The evidence-based program stimulates the mind by focusing on five functions of the brain: language and music, visual/spatial orientation, memory, critical thinking and computation.
“The activities have been shown to increase brain cells and their connections, helping to route around parts of the brain affected by the disease,” Stevens explained. “It’s like strengthening a muscle around an injured joint.”
After nearly 18 years as a Primary Care PA, Stevens first became interested in CST after visiting her 98-year-old grandmother in Florida. It was there she realized that treating dementia was something she wanted to do.

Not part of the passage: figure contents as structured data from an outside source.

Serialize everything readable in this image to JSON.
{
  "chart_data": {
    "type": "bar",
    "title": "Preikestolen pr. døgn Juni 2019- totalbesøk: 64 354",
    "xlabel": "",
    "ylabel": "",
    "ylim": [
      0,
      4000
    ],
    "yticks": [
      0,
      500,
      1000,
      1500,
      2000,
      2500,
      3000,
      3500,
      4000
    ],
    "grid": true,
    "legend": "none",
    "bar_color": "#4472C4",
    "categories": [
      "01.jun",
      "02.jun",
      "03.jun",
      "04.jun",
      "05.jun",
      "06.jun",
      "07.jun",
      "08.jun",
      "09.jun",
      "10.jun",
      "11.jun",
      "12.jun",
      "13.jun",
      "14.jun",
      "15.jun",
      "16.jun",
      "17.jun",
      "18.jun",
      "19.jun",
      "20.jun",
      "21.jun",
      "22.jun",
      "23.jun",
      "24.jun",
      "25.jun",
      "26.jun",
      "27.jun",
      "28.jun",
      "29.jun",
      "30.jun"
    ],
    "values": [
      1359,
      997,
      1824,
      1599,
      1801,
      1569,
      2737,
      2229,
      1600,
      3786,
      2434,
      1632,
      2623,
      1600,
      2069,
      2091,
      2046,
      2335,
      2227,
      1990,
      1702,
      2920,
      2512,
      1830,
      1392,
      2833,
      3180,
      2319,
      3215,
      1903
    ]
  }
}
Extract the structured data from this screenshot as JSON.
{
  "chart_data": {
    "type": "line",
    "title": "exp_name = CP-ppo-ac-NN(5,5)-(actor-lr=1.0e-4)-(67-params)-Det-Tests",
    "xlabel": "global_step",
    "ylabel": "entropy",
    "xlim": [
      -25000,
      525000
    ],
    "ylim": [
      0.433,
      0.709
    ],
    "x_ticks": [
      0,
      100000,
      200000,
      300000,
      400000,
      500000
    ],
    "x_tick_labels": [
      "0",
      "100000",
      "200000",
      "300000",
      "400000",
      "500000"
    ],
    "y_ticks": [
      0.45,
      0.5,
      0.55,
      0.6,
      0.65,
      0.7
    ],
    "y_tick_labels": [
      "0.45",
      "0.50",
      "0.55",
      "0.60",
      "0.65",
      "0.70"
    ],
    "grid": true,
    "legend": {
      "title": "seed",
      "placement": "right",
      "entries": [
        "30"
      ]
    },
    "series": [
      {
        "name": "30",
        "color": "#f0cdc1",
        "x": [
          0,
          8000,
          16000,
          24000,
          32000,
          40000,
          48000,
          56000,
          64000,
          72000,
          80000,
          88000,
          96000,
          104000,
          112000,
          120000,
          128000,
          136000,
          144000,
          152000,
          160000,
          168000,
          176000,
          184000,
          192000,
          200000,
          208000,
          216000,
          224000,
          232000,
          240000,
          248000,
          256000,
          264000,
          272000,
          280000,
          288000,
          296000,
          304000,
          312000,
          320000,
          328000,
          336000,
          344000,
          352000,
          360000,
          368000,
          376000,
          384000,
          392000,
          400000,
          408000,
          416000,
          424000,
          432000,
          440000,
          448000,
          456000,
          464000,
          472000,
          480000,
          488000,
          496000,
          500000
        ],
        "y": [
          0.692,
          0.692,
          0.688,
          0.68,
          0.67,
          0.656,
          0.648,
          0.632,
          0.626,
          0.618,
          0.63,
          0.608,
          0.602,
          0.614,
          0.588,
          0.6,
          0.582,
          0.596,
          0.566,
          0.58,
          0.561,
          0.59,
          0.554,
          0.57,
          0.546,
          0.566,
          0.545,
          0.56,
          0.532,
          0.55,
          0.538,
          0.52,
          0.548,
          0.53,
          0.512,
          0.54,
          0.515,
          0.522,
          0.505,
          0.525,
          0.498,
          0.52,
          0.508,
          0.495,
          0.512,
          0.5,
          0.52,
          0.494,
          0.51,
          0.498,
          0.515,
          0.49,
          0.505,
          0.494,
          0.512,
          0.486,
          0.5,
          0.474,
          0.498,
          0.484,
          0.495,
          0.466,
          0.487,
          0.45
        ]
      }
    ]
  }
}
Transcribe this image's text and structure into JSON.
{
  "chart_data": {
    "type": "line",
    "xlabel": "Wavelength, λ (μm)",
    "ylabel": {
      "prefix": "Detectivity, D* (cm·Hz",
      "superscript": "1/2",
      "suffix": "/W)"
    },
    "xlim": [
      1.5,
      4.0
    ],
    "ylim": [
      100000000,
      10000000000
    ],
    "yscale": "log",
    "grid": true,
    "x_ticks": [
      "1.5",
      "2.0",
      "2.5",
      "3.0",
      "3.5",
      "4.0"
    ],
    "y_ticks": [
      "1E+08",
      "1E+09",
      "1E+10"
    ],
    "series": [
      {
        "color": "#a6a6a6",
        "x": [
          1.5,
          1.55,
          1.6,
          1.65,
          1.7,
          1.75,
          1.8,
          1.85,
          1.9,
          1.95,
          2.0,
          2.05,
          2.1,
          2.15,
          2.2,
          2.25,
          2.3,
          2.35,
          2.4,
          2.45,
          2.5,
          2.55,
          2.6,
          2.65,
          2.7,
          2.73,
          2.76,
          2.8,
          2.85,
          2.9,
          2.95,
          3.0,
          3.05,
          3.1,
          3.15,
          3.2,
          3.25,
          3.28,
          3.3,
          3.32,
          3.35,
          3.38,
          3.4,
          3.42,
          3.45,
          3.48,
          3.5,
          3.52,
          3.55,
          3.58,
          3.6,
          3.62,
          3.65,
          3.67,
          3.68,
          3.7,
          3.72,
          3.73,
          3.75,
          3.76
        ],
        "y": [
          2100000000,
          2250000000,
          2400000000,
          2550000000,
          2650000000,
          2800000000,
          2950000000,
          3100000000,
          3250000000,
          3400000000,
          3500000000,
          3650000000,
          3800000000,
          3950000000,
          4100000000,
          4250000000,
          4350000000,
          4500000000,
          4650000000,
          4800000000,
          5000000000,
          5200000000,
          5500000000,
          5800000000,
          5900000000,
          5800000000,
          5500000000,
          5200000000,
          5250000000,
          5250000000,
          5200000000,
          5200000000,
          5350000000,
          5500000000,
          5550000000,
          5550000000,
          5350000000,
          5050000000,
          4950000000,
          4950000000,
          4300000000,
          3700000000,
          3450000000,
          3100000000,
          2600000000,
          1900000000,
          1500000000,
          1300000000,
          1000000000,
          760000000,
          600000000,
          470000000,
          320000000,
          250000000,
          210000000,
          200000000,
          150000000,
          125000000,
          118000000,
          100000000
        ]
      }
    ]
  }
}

“I was in Florida with my grandmother, who was still sharp as a tack until she died, when I started thinking about looking into CST,” she said. “I reached out to the CEO of Fit Minds, Janet Knupp, and talked to her about her program.”
Stevens said she had heard about the treatment, and that Florida was the first state to offer the treatment. It had been used in other countries, but Knupp’s Fit Minds program was one of the few in the United States.
Knupp, the CEO of Fit Minds, started the program after her mother was diagnosed with Lewy Body, a form of dementia. Stevens said after talking to Knupp, she decided to use the Fit Minds platform in her treatments.
“I’ve seen a lot of people who have been in different stages of dementia, and I really thought this program could help them,” she said.
The program can be done in either one-on-one or group settings, though Stevens said she has seen the best results with the more personal one-on-one option.
“It’s customizable to each person based upon how they score in each of the different brain functions we’re trying to stimulate,” she explained.
Stevens said she just recently began presenting in a group setting at Friendship Manor Healthcare in Nashville. She said she is amazed at what she has seen in her work with patients.
Steven said she asked one woman if she danced, and the patient said she did not.
“I put on some music and stood up with her and showed her a polka steps, and then she remembered and started dancing,” Stevens said. “Music is very powerful with memory, and it was great to see her dancing like that.”
As Stevens continues her CST work with patients, she says she plans to include another dimension to the sessions: prayer.
“Prayer is also a special part of our sessions, as we end each one-on-one session with a prayer, and I plan on starting this with group sessions as well,” she said. “The research shows the power of prayer and its benefits for longer, happier lives, and it has certainly made all the difference in my life personally.”